Les Butler restèrent interdits quelques instants sur le paillasson, avant de réaliser qu’il s’agissait bel et bien de leur vieil ami Ed.

— Monjoulézabi, dit ce dernier.

Anna et Andrew Butler se regardèrent. Ed Bradford se tapa alors sur le front et retira son appendice nasal avant de reprendre la parole :

— Excusez-moi, je suis bête, j’oublie toujours que je porte ce masque. Entrez, entrez, je vous en prie ! Soyez les bienvenus.

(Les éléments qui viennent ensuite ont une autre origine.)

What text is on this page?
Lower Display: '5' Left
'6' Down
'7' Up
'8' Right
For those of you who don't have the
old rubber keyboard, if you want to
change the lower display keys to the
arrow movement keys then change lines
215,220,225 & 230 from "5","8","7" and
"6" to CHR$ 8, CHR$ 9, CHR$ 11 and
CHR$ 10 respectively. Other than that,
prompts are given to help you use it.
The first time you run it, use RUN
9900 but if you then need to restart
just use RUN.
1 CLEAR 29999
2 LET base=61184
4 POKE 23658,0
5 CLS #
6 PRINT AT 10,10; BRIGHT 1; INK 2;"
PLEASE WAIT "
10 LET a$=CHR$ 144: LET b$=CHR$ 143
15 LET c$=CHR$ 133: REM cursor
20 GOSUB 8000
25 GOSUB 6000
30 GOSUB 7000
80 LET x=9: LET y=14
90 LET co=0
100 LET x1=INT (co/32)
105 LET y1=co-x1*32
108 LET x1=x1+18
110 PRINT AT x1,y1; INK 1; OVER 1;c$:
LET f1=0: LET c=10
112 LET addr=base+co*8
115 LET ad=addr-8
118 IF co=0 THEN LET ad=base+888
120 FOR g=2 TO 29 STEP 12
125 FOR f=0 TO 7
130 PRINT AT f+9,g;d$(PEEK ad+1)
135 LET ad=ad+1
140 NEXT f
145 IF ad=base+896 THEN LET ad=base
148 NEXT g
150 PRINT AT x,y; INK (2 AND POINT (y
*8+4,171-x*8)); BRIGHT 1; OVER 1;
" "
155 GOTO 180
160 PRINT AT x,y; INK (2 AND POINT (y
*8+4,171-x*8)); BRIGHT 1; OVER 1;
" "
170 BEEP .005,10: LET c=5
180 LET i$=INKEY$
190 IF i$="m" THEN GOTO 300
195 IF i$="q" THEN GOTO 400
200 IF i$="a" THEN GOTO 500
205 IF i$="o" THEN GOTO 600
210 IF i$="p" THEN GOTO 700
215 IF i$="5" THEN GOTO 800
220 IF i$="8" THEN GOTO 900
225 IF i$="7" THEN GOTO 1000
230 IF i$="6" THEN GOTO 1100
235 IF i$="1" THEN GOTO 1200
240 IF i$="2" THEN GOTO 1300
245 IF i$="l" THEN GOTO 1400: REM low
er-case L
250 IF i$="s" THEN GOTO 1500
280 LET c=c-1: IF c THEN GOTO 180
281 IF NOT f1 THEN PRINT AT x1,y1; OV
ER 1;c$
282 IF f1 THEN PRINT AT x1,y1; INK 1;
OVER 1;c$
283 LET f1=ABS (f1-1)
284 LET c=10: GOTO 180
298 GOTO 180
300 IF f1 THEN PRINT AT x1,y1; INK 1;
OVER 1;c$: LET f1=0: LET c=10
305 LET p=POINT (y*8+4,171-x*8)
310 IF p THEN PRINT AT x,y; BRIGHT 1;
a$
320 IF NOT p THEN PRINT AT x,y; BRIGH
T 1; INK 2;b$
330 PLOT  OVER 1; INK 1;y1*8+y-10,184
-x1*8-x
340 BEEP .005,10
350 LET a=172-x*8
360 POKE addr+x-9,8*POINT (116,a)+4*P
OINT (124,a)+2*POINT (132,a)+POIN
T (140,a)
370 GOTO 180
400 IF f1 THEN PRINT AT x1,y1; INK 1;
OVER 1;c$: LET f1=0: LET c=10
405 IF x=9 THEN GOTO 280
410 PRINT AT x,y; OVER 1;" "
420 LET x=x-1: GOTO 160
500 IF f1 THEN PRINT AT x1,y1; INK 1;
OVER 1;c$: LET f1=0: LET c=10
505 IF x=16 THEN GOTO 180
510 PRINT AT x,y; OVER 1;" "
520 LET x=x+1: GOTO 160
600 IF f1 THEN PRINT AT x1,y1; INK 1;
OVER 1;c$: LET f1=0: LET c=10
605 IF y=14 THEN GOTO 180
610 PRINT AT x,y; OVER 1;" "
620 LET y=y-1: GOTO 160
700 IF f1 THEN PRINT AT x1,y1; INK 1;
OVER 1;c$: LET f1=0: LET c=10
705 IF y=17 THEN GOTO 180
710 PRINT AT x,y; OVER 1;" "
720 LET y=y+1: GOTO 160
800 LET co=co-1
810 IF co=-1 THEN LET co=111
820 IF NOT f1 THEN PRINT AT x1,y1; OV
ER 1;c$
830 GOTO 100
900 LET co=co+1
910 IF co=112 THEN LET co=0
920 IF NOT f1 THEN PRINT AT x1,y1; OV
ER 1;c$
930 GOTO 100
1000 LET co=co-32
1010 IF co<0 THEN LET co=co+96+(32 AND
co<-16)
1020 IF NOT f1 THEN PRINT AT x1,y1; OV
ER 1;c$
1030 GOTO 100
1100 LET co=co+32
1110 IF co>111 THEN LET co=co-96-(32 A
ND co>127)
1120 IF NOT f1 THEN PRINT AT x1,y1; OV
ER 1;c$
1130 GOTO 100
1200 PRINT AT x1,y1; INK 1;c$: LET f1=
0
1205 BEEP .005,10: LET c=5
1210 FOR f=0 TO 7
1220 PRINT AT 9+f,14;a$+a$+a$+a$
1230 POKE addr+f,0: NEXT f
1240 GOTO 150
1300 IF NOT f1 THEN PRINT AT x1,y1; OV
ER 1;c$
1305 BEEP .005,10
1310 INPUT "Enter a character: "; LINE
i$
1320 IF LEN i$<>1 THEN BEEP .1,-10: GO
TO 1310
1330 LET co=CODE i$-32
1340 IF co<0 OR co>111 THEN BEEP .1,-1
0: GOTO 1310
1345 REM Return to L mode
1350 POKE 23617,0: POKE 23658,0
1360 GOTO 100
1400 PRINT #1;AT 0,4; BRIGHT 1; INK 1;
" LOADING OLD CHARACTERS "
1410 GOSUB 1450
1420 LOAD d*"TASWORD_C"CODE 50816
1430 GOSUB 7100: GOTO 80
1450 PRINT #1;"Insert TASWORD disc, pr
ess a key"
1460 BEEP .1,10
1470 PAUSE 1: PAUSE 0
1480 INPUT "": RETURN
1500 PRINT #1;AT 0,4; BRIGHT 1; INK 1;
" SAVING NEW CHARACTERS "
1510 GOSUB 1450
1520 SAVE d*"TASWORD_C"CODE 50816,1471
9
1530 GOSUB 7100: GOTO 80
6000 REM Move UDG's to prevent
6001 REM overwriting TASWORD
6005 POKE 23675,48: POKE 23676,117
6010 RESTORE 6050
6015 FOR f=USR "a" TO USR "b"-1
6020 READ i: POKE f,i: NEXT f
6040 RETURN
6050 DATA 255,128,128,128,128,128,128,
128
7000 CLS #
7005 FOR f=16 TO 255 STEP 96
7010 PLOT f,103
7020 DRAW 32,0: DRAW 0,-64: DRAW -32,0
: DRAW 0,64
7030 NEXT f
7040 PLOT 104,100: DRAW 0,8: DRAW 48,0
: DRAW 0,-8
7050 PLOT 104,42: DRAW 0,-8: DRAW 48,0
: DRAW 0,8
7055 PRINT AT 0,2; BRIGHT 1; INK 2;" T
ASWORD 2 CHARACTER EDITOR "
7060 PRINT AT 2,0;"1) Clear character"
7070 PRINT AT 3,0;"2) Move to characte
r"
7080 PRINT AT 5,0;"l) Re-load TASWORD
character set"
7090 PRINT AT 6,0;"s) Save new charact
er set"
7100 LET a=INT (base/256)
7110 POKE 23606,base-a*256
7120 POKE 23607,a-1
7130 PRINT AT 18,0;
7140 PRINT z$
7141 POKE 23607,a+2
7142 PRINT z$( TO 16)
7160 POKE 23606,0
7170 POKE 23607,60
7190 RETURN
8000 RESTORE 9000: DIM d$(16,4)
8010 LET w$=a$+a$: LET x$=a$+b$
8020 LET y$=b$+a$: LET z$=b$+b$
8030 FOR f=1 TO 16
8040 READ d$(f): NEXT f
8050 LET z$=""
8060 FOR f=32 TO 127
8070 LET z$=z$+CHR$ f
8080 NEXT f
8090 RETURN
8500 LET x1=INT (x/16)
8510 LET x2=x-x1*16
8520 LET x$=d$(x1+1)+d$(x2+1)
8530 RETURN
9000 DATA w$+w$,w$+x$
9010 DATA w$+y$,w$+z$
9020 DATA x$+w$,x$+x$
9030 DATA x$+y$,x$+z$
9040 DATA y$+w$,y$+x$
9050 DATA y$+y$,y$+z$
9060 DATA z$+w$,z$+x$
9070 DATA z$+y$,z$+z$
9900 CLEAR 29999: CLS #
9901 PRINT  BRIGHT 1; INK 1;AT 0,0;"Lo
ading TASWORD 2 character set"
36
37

Il remit le curieux objet sur son nez sans perdre une seconde et rentra dans la maison. Les Butler le suivirent et le virent dévisser le tuyau d’une prise murale et en garder l’extrémité à la main avant de passer dans le salon. Une fois là-bas, il écarta les branches d’un immense yucca et inséra vigoureusement l’embout dans une autre prise, avant de pousser un bouton situé juste à côté. Celui-ci se mit aussitôt à briller d’une lueur verte, assez proche de la couleur de l’absinthe. Ed montra la table à ses invités et les Butler s’assirent, n’osant demander à leur ami ce qui lui était arrivé et à quoi servait ce masque. Lorsque Susan et Juliette Bradford sortirent de la cuisine pour saluer leurs visiteurs, Anna et Andrew constatèrent avec surprise qu’elles portaient le même appareillage qu’Ed.